Моим совершенством всегда был покой. Утопическое состояние моей мечты. Молчащая, умиротворённая совесть, равномерно падающий снег за окном, никаких намёков на чувство вины на горизонте, выполненная жизненная миссия, мурчащая из динамика твоя песня с доброжелательной к своему слушателю гитарой. Можно добавить потрескивание камина для пущей утопичности. Примерно такими штрихами я вижу эту картину.
Она ― чистое совершенство. Но ведь я же сама уже написала, что этого не бывает. Домик с персональным раем приобрести невозможно, именно это и замечательно.
Ты не можешь купить себе покой. Но ты способен каждый день своими поступками делать вклады в то, что будет потом в твоей голове.
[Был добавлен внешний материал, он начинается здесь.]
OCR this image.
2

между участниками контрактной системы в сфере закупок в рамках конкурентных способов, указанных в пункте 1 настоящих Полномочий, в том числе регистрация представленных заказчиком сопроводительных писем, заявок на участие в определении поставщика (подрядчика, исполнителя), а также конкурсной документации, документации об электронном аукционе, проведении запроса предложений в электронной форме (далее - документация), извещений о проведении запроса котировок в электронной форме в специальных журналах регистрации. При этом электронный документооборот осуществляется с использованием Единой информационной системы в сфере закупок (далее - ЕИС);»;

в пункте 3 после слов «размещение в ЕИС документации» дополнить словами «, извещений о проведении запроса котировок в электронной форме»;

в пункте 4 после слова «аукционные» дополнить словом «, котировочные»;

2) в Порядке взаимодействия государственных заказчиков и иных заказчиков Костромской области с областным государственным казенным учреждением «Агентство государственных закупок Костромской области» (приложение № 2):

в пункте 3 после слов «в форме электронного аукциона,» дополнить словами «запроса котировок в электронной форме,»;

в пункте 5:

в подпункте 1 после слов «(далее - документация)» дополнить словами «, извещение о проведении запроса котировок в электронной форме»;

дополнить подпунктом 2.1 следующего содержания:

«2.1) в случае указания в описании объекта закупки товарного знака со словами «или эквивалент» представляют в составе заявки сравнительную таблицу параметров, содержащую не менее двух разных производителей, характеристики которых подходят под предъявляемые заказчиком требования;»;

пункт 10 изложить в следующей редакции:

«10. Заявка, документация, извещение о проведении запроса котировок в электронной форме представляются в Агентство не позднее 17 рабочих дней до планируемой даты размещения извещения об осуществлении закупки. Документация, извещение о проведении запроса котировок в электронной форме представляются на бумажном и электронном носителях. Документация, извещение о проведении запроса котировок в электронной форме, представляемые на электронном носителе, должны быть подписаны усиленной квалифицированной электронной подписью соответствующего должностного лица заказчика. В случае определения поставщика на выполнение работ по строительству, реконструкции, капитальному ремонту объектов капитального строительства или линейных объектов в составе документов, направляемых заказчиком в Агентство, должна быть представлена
Не идти поперёк своей совести, накопить денег на постройку камина, почаще включать твой альбом «Beast Epic». Когда-нибудь наступит зима, а там и какой-никакой снег приложится.
И побольше отправлять свои письма, пряча от себя их в конверт, чтобы не успеть перечитать.
Встретимся зимой. В моих наушниках. Ты, я, гитара, снег.
Тонкс
кому: Loma
What does the night
Have to do with the day?
I should not ask what.
Хэй. Мы только познакомились, но я уже пишу вам. Возможно, вы знаете, что это такое ― вернуться с первой встречи с кем-то, зайти домой, закрыть дверь и прислониться к ней спиной, задумавшись о том, как хорошо вы провели время, кем могли бы стать вместе, какие интересные у нового знакомого черты лица и как же теперь вернуться в ту странную жизнь, где вы друг о друге совсем не знали. Если знаете всё это, то поймёте, почему я пишу вам.
Когда мне нестерпимо хочется написать что-нибудь, зарифмовать собственные чувства или выговориться метафорами, у меня начинают болеть указательные и большие пальцы обеих рук. Боль эта глубже мышечного уровня, она грызёт мне кости, зудом своим требует взяться за бумагу. Ища своё спасение, мозг внезапно находит какую-то одну фразу и ставит её в трансляции на повтор. Как пластинку. Я смиряюсь, сажусь за стол или встаю за него (иногда мне трудно находиться на одном месте, и тогда я могу то стоять около стола, то измерять шагами комнату, спасаясь от потока мыслей), вытаскиваю эту фразу на бумагу, а она, в свою очередь, внезапно оказывается только головой состава целого поезда фраз и тянет за собой остальных. Пока весь поезд не окажется на бумаге, нет мне никакого покоя.
Но очень часто бывает так, что на этом моя боль в пальцах не заканчивается. Когда на свет появился запутанный клубок слов, мне зачем-то непременно нужно вручить его кому-нибудь. Тогда боль выходит за пределы пальцев, сковывает всю руку, от неё перемещается к грудной клетке и разгоняет там сердце, а следом спускается в живот, там и остаётся. Ровно до того момента, пока я не пойму, что то, что на бумаге, было написано не зря. А понять я это могу только со слов того, кто прочитал мою внезапную стенографию из головы. Только в этом случае беспорядочная тревога в моём животе находит своё обезболивающее и отпускает меня отдышаться. Сами представляете, найти такое подтверждение далеко не всегда возможно, поэтому в этом животе, прямо под диафрагмой взорвались уже сотни моих собственных вселенных, оставив после себя мне долгую и глупую пустоту. Тишина. Знаете такую тишину? Ту самую, которая оглушает своим беззвучием так, что хочется ножом царапать стекло, лишь бы она прекратилась. Тишина для меня ― это тоже чувство, затягивающее как воронка. Когда я наконец-то выбираюсь из неё, рано или поздно всё начинается заново.